私はやめられない事業には二つのパターンがあると分析する。一つは、先進的な事業・モデル事業と認識して開始したが、役割を終えた、或いは、十分に成果が上がらないにも関わらず、中止が決断できていない事業である。このような事業の有無も含めて、再精査するためにも、個々の事業を再度ゼロベースで検証していく必要があるのではないだろうか。

もう一つは、地元や海外の企業、有識者等との個別の繋がりを活かして事業を開始したものの、思った成果があがっていないような事業である。このような地縁などによる繋がりを活かした事業について、決して全否定するものではないが、相手もビジネスライクな側面を有していると考えられることから、少し立ち止まって考える必要もあったのではと考えている。我々県議会としての役割も反省すべき点はあると考えるし、県当局としても助言できる環境になかったのかとも思う。これら二つの要因により事業をやめる勇気を持てなかった部分が今でも残っているのではないだろうか。

そこで、適切にスクラップ・アンド・ビルドが行なわれてきたのか、今回の行財政運営方針の総点検について、今後どのようにして成果を上げられると考えているのか、当局の所見を伺う。

 

6 関西広域連合の行く末と新しい形での道州制について

東日本大震災でのカウンターパート方式、ドクターヘリの共同運航、さらにはワールドマスターズゲームズの誘致などこれまで成果を上げてきたことは間違いなく井戸知事の功績である。但し、私も連合議会議員を務めたが、年々その活気は失われてきた感も否めない。それを最も感じているのは、知事本人ではないだろうか。そこで提案であるが、今こそ、実績を積んだ関西広域連合を母体とした道州制への移行を本気でめざすべきではないだろうか。これまで、知事は、道州制へは一貫して慎重な姿勢を示す一方、「連邦制をめざすのであれば選択肢の一つ」や、令和2年9月定例県議会では、「新しい広域連携のあり方の検討として、新しい形での道州制も関西広域連合での検討に含まれることもある」との答弁があった。
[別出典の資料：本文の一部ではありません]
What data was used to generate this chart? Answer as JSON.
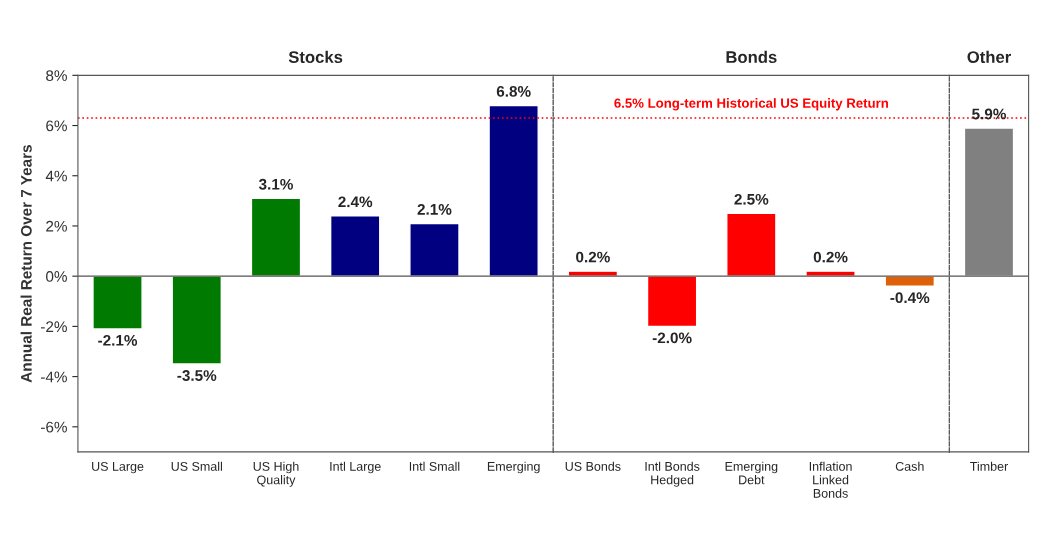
{
  "chart_data": [
    {
      "type": "bar",
      "title": "Stocks",
      "ylabel": "Annual Real Return Over 7 Years",
      "categories": [
        "US Large",
        "US Small",
        "US High\nQuality",
        "Intl Large",
        "Intl Small",
        "Emerging"
      ],
      "values": [
        -2.1,
        -3.5,
        3.1,
        2.4,
        2.1,
        6.8
      ],
      "colors": [
        "#007a00",
        "#007a00",
        "#007a00",
        "#000080",
        "#000080",
        "#000080"
      ],
      "value_labels": [
        "-2.1%",
        "-3.5%",
        "3.1%",
        "2.4%",
        "2.1%",
        "6.8%"
      ],
      "ylim": [
        -7,
        8
      ],
      "yticks": [
        {
          "value": -6,
          "label": "-6%"
        },
        {
          "value": -4,
          "label": "-4%"
        },
        {
          "value": -2,
          "label": "-2%"
        },
        {
          "value": 0,
          "label": "0%"
        },
        {
          "value": 2,
          "label": "2%"
        },
        {
          "value": 4,
          "label": "4%"
        },
        {
          "value": 6,
          "label": "6%"
        },
        {
          "value": 8,
          "label": "8%"
        }
      ],
      "ref_lines": [
        {
          "axis": "y",
          "value": 6.3,
          "color": "#ff0000",
          "line_style": "dotted"
        }
      ]
    },
    {
      "type": "bar",
      "title": "Bonds",
      "categories": [
        "US Bonds",
        "Intl Bonds\nHedged",
        "Emerging\nDebt",
        "Inflation\nLinked\nBonds",
        "Cash"
      ],
      "values": [
        0.2,
        -2.0,
        2.5,
        0.2,
        -0.4
      ],
      "colors": [
        "#ff0000",
        "#ff0000",
        "#ff0000",
        "#ff0000",
        "#e0600a"
      ],
      "value_labels": [
        "0.2%",
        "-2.0%",
        "2.5%",
        "0.2%",
        "-0.4%"
      ],
      "ylim": [
        -7,
        8
      ],
      "tick_labels": "x",
      "ref_lines": [
        {
          "axis": "y",
          "value": 6.3,
          "label": "6.5% Long-term Historical US Equity Return",
          "color": "#ff0000",
          "line_style": "dotted"
        }
      ]
    },
    {
      "type": "bar",
      "title": "Other",
      "categories": [
        "Timber"
      ],
      "values": [
        5.9
      ],
      "colors": [
        "#808080"
      ],
      "value_labels": [
        "5.9%"
      ],
      "ylim": [
        -7,
        8
      ],
      "tick_labels": "x",
      "ref_lines": [
        {
          "axis": "y",
          "value": 6.3,
          "color": "#ff0000",
          "line_style": "dotted"
        }
      ]
    }
  ]
}
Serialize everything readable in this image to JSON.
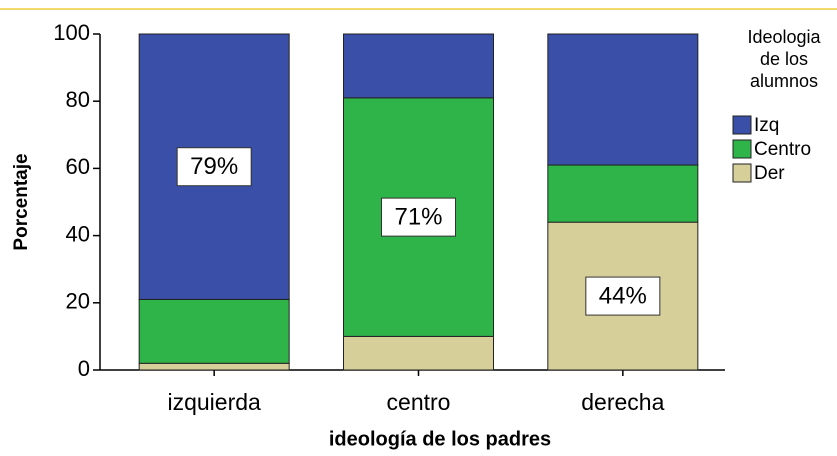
{
  "chart_data": {
    "type": "stacked_bar",
    "x_label": "ideología de los padres",
    "y_label": "Porcentaje",
    "categories": [
      "izquierda",
      "centro",
      "derecha"
    ],
    "series": [
      {
        "name": "Izq",
        "color": "#3a4fa8",
        "values": [
          79,
          19,
          39
        ],
        "value_labels": [
          "79%",
          null,
          null
        ]
      },
      {
        "name": "Centro",
        "color": "#2fb44a",
        "values": [
          19,
          71,
          17
        ],
        "value_labels": [
          null,
          "71%",
          null
        ]
      },
      {
        "name": "Der",
        "color": "#d6cf9a",
        "values": [
          2,
          10,
          44
        ],
        "value_labels": [
          null,
          null,
          "44%"
        ]
      }
    ],
    "legend_title": [
      "Ideologia",
      "de los",
      "alumnos"
    ],
    "ylim": [
      0,
      100
    ],
    "yticks": [
      0,
      20,
      40,
      60,
      80,
      100
    ]
  }
}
コロナの状況が収まれば、大阪府市の二重行政の問題が再燃するかもしれないし、都構想の次は道州制という風潮になるかもしれない。コロナを契機に、地方の行政形態への関心も高まっている。特に今後のデジタル化の進展は国や都道府県のあり方に大きく影響してくるものと思われる。そして何より、明治以来、繰り返される市町村合併に比べ、都道府県の数だけが当時のままという事実は変わっていない。次の知事は、井戸知事のように理路整然と道州制の問題点を答えていくことができるだろうか。国や大阪から押しつけられる道州制よりも、関西広域連合の実績を母体とする道州制を、兵庫県が主導してめざしてはと考える。道州制への警戒が強い近隣府県にとっても井戸知事が提唱する道州制ならば、比較的受入れやすいのではないだろうか。

そこで、井戸知事には、知事退任後、自由な立場となられる中、これまでの各府県首長や経済界、国とのパイプを活かし、関西広域連合を発展させた形での道州制の設立に向けて尽力いただきたいと節に願うところである。国出先機関の丸ごと移管への答えとなるであろうし、地域主権改革の成果の継承にも繋がると考えるが、当局の所見を伺う。